Because ambulatory care covers a broad scope of outpatient nursing rather than a narrow clinical specialty, the exam content tends to feel more generalizable and less intimidating than certifications in areas like cardiac-vascular nursing (67% pass rate) or informatics (65%).
Pediatric Nursing Certification
Pediatric nursing certification through ANCC carries a 75% first-time pass rate, placing it among the more accessible specialty credentials. The content focuses on child development, family-centered care, and common pediatric conditions. If you already work in pediatrics, much of the exam material overlaps with your daily practice, which reduces the study burden compared to certifications that test highly technical or procedural knowledge.
Hospice and Palliative Care for LPNs
Licensed practical nurses and licensed vocational nurses have fewer certification options than RNs, but the Certified Hospice and Palliative Licensed Nurse (CHPLN) credential is one of the more attainable. Eligibility requires a current LPN/LVN license and either 500 hours of hospice or palliative care experience in the past 12 months or 1,000 hours in the past 24 months, all under RN supervision. That threshold is reachable within about three to six months of full-time work in a hospice setting.
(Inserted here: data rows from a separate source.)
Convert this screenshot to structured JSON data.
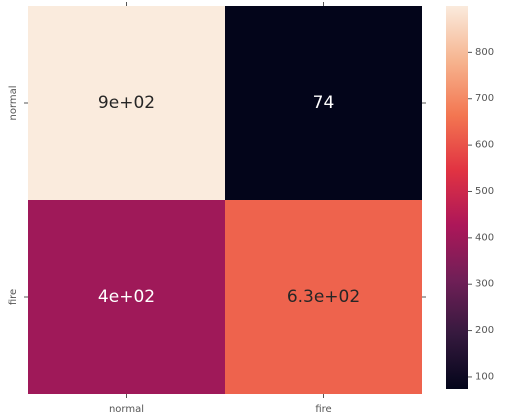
{
  "chart_data": {
    "type": "heatmap",
    "x_categories": [
      "normal",
      "fire"
    ],
    "y_categories": [
      "normal",
      "fire"
    ],
    "values": [
      [
        900,
        74
      ],
      [
        400,
        630
      ]
    ],
    "cell_labels": [
      [
        "9e+02",
        "74"
      ],
      [
        "4e+02",
        "6.3e+02"
      ]
    ],
    "colorbar": {
      "range": [
        74,
        900
      ],
      "ticks": [
        "100",
        "200",
        "300",
        "400",
        "500",
        "600",
        "700",
        "800"
      ],
      "tick_values": [
        100,
        200,
        300,
        400,
        500,
        600,
        700,
        800
      ]
    },
    "colormap": "rocket",
    "colormap_stops": [
      "#03051a",
      "#35193e",
      "#701f57",
      "#ad1759",
      "#e13342",
      "#f37651",
      "#f6b48f",
      "#faebdd"
    ],
    "grid": false
  }
}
How Pass Rates Compare Across Specialties
To put the difficulty in perspective, here’s how first-time pass rates break down across ANCC’s RN specialty certifications:
- Ambulatory Care Nursing: 77%
- Pediatric Nursing: 75%
- Nurse Executive, Advanced: 73%
- Nursing Professional Development: 72%
- Medical-Surgical Nursing: 71%
- Psychiatric-Mental Health Nursing: 71%
- Cardiac-Vascular Nursing: 67%
- Nursing Case Management: 66%
- Informatics Nursing: 65%
- Gerontological Nursing: 63%
- Nurse Executive: 63%
- Pain Management Nursing: 63%
The gap between the highest and lowest pass rates is 14 percentage points. No specialty certification is a guaranteed pass, but your odds improve significantly when the exam content matches your everyday clinical work.
What Actually Makes a Certification “Easy”
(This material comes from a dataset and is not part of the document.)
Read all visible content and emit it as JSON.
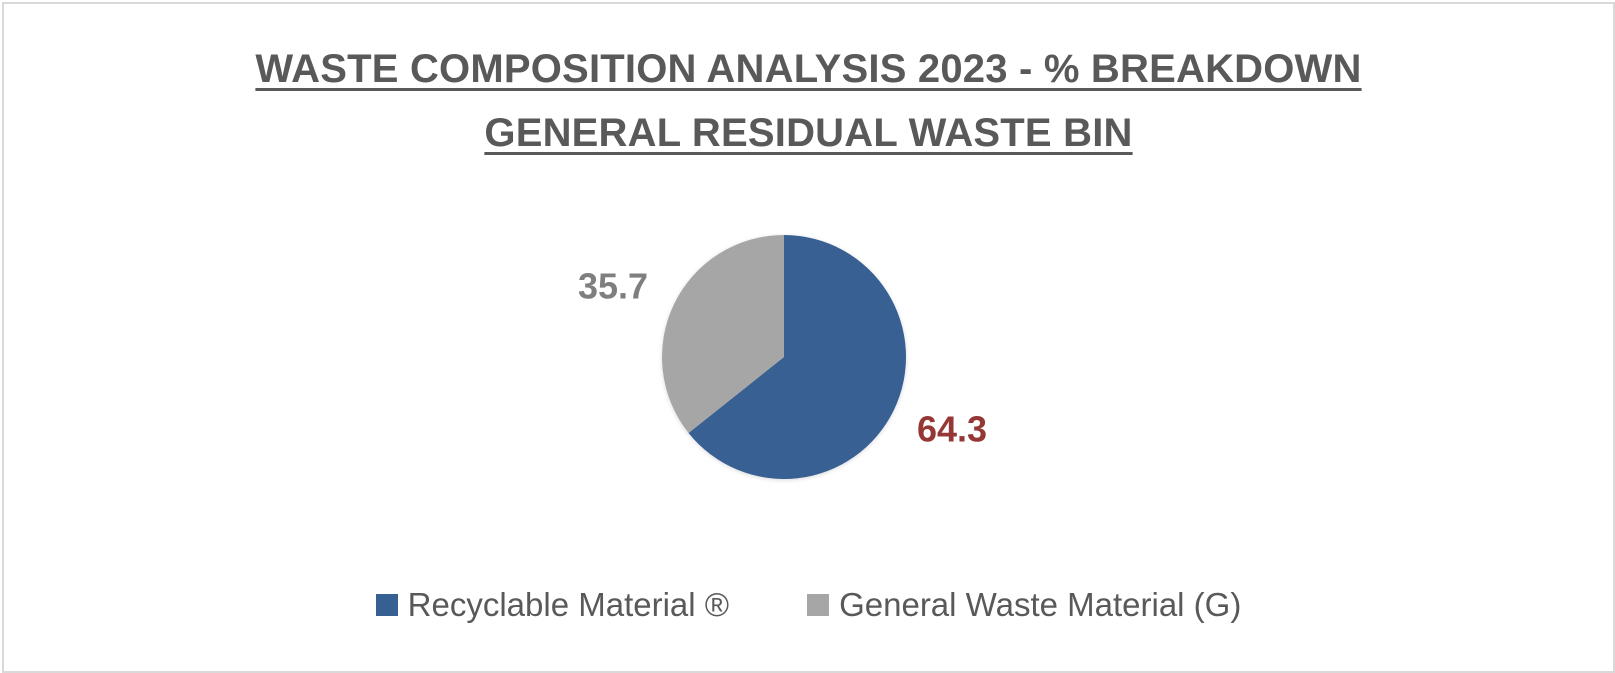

Pass rates only tell part of the story. The biggest factor in how difficult a certification feels is how closely it matches your current practice. A nurse with five years on a step-down unit will find the progressive care (PCCN) exam far more manageable than someone crossing over from outpatient work, even though PCCN requires 1,750 clinical hours in just two years or 2,000 hours over five years.
Preparation time also matters. Nurses on forum discussions consistently report studying for six to ten weeks before their specialty exams. Most start casually, reading a review book during downtime, then ramp up to a few hours daily in the final three to four weeks. Joining a study group helps focus your effort on the areas most likely to appear on the exam.
Cost is relatively uniform across certifications. Most specialty exam fees fall between $200 and $400 depending on the certifying body and whether you hold membership in a professional association. Many hospitals reimburse the exam fee or offer a pay differential for certified nurses, which can offset the cost within a single pay period. Certifications typically renew every five years through continuing education hours or retesting.
If your goal is the fastest possible credential, BLS is the answer. If you want the most achievable specialty certification that employers recognize, ambulatory care, pediatric, or medical-surgical nursing offer the best combination of accessible eligibility requirements and above-average pass rates. Choose whichever one aligns with the work you’re already doing.